Mrs. Greene went into a back room to make the bed and Alice and Matilda began making breakfast but found it strange that James hadn't returned and began questioning John. John tried to change the subject and then suddenly struck Matilda on the head with a hatchet, twice. He then turned and struck Alice on the top of the head inflicting a wound which then caused her to fall. The blade had penetrated her brain. Matilda had then got up and was going out the door when John Morgan went after her. Alice then got up and ran out of the kitchen through a closet into the sitting room and out to the porch. When Alice looked back she saw John Morgan coming though the passage way by the chimney into the sitting room. Matilda had made her way to this room which is where she was found dead. Mrs. Greene was still in the bed room with the door closed. John Morgan battered down the door and attacked Mrs. Greene with the hatchet following her trying to make it out of the house through the sitting room to the porch. She was left lying with her feet on the edge of the porch and her body on the ground with four wounds to her head where she then died in her own blood.
Alice hid behind a pile of boards and afterward in the corner of the hen-house. She then knew she needed to get help. While bleeding, Alice made her way through a corn-field, as she ran she heard her mother and sister screaming for help. Matilda called for Alice to come back and get the gun to help them but she did not return. She ran to Mr. John Chancey's home. Her screams brought out Mr. Chancey and she told him that John Morgan was killing her mother and sister. When people arrived they found Mrs. Greene alive but unconscious. Matilda was found in a similar position lying in a pool of blood. James was found dead at the hog-pen. Three of the family members all died due to injuries sustained from their wounds. Alice was the only survivor of the attack.

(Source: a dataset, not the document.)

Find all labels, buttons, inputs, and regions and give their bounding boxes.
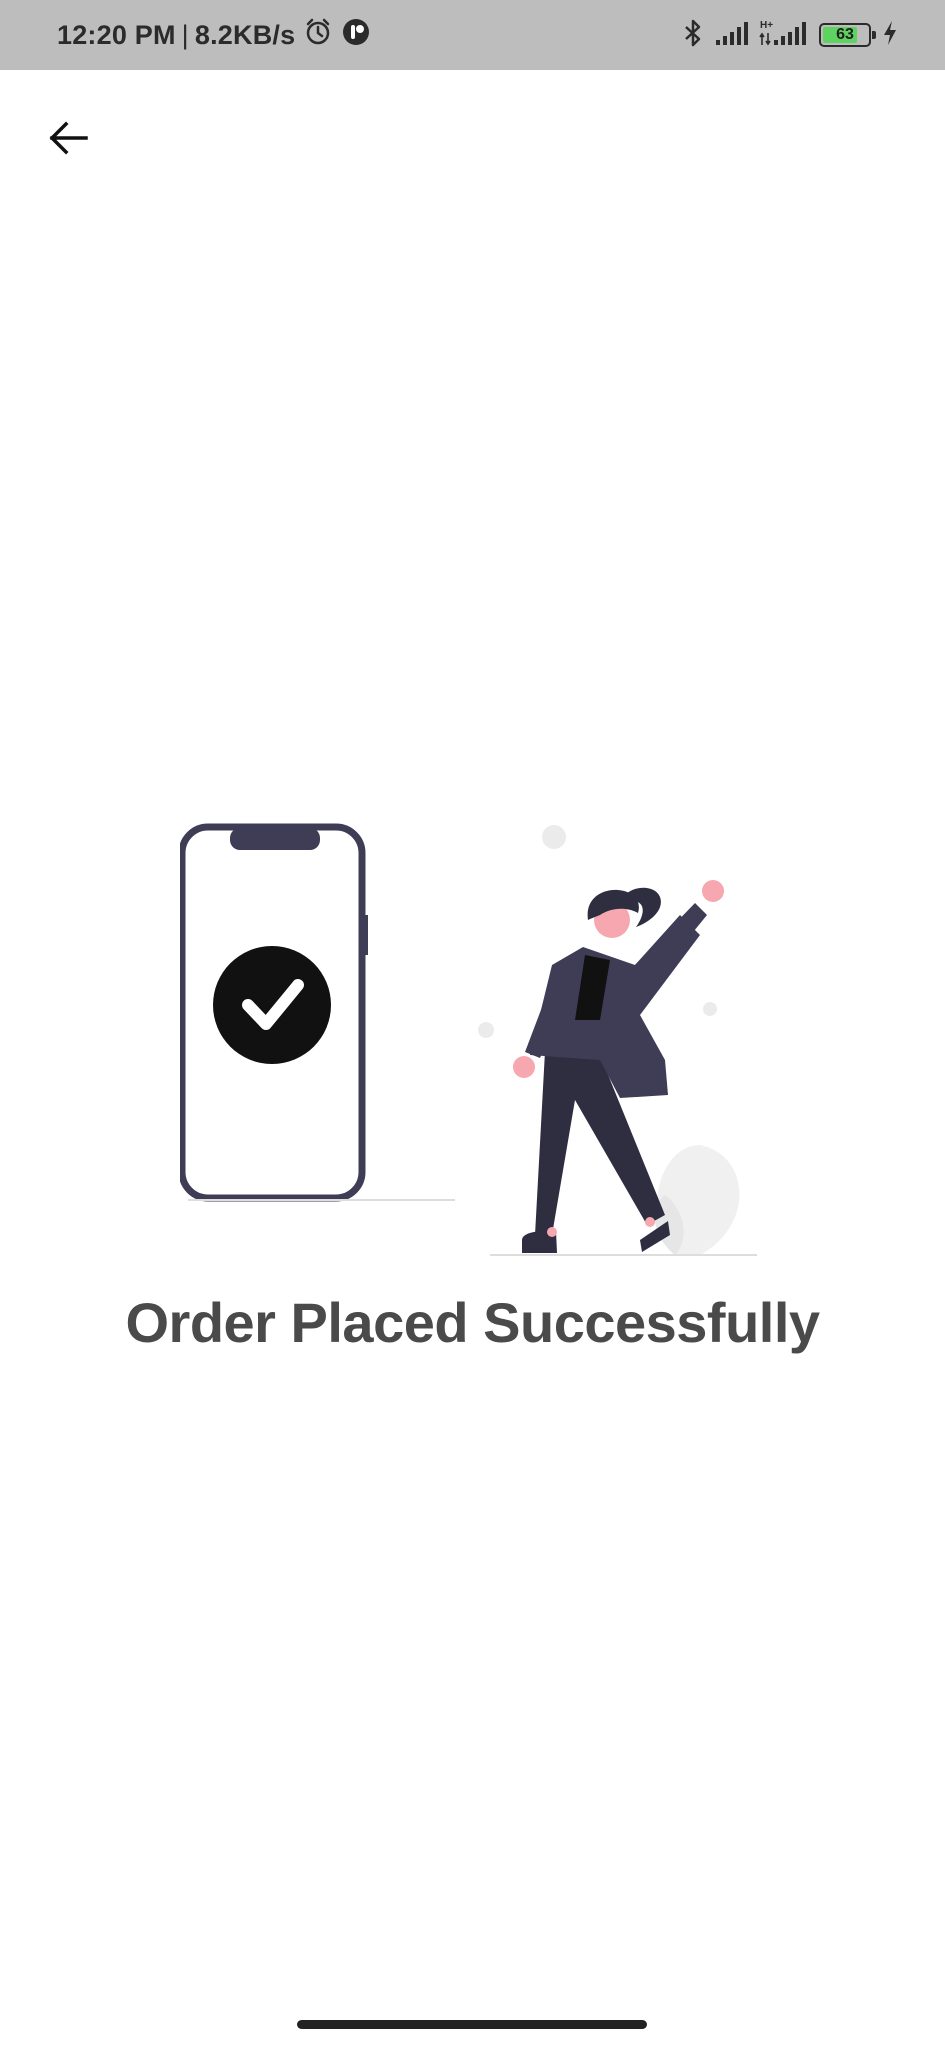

The hatchet that was used in the attack was found a distance away from the house in the garden toward Mr. Chancey's where Alice first hid. It appeared that John had started to follow Alice but then made his escape. By 10 o'clock in the morning 600 people were at the Pfost homestead. Mr. G. W. Shamblen spotted John and pursed him along with other members of the community. John then gave up and was arrested. He was tried in court and found guilty. He was hung on December 16, 1897 in Fairplain, Jackson County, West Virginia. John Morgan's hanging was the final public execution. Shortly after his death West Virginia state legislature passed a bill to prohibit public executions. Alice never married and died on November 30, 1944 in Ripley, Jackson County, West Virginia at the age of 75 due to an infected arm.